Rachel Cusk também defendeu que a omnipresença dos clássicos na literatura contemporânea, mesmo daqueles de que não gostamos, é evidente. A autora de “Contraluz”, sobre quem falaremos noutra peça, transgrediu os ditames canónicos numa adaptação sua de Medeia. A reacção dos críticos não foi a mais pacífica.
Em dia de Hélia Correia, Frederico Lourenço, Tânia Ganho e Rachel Cusk, as “new voices” de Árpád Kollár, poeta sérvio, e Juana Adcock, poeta mexicana, foram novidade para quem teve oportunidade de as ouvir.

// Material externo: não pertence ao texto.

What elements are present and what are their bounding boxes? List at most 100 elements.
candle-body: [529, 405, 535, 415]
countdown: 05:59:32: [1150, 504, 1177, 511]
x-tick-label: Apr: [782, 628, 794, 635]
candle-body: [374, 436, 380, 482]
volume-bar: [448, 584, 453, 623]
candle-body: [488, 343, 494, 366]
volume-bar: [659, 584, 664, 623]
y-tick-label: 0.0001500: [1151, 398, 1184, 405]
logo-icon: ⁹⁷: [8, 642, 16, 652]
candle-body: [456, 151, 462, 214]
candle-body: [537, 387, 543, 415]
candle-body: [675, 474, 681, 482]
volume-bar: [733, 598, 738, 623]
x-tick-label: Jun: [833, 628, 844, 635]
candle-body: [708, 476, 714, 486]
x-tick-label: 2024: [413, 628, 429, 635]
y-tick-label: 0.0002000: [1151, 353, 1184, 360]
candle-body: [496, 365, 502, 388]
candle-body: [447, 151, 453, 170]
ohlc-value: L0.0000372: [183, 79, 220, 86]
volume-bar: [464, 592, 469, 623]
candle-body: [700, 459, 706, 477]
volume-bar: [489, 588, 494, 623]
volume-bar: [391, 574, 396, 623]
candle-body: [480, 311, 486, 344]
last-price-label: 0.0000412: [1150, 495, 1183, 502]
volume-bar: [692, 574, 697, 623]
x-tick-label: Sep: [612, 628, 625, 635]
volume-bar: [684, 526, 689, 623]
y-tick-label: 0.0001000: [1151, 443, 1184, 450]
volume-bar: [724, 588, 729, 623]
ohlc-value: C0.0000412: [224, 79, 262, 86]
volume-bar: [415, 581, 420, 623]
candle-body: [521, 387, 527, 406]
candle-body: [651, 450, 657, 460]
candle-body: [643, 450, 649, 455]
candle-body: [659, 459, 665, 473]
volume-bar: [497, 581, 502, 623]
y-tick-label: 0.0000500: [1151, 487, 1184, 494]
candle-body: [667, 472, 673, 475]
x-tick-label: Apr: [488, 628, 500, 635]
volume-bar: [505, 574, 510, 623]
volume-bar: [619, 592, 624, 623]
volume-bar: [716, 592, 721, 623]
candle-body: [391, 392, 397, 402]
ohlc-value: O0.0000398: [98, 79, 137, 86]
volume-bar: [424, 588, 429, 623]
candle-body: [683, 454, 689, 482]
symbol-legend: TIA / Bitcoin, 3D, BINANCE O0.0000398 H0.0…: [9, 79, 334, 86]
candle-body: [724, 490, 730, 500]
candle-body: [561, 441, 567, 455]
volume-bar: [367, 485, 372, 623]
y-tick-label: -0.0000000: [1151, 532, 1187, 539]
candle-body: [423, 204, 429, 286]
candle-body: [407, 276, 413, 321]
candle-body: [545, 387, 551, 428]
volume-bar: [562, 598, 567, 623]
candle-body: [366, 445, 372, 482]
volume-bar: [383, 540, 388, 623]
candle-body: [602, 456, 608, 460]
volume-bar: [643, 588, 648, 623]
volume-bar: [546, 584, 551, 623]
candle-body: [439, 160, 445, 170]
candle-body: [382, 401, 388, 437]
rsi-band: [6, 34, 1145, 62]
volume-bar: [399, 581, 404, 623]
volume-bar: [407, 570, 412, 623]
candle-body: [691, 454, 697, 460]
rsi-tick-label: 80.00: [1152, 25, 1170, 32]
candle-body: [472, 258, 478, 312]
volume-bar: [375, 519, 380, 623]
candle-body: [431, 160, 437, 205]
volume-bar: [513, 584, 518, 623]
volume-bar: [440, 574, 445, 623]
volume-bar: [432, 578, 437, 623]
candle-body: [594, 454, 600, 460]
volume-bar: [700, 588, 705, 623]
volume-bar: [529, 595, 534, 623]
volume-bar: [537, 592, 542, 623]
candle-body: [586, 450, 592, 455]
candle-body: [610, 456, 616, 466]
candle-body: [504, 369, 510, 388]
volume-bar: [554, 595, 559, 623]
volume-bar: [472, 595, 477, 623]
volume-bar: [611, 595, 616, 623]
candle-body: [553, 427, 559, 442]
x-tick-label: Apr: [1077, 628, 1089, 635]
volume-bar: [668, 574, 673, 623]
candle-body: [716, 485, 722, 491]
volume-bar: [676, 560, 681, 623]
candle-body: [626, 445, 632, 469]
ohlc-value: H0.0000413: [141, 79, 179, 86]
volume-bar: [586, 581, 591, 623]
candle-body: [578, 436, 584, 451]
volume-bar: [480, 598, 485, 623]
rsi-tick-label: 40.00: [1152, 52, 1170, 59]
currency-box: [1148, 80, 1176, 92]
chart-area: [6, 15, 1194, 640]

“Retratos de Siza” não contou com a presença do mais premiado arquitecto português, mas tal não impediu que o público viesse a conhecer melhor o arquitecto Álvaro Siza Vieira através da voz e da escrita de Valdemar Cruz. No fim do dia, o contraponto: Rodrigo Guedes Carvalho apresentou, em “Entrevista de Vida”, o seu novo livro:
“O Pianista de Hotel”.


Provavelmente por ser em simultâneo com a final da Eurovisão, o autor/jornalista português teve a sala mais desocupada desses dois dias de festival. No dia seguinte-e último do LeV- o público pode assistir à entrevista de David Mitchell à dupla Tito Couto/Pedro Vieira e ao debate entre Abraão Vicente e José Manuel Fajardo, com moderação de Isabel Rio Novo, sobre “Afinal, o que a Europa de Especial?”. Ainda nesse dia, Jesús Carrasco, Xavi Ayén e Karla Suárez (moderadora) conversaram sobre “Quantas mais nações cabem na Europa – um continente com várias expressões literárias?”.
Os três dias de LeV foram preenchidos por visitas a escolas, exposições de fotografia de Rui Loureiro e de Ricardo Fonseca, pintura ao vivo por Lord Mantraste e mesas de debate. E foi precisamente com um debate que o LeV encerrou a 11º edição. Francisco José Viegas, João Tordo e Hélder Gomes (moderador) conversaram sobre “Serão as notícias da morte da Europa exageradas? E da Literatura?”.
O “LeV-literatura em viagem” deu prova de vida num fim-de-semana difícil para qualquer acontecimento além futebol, Fátima e música.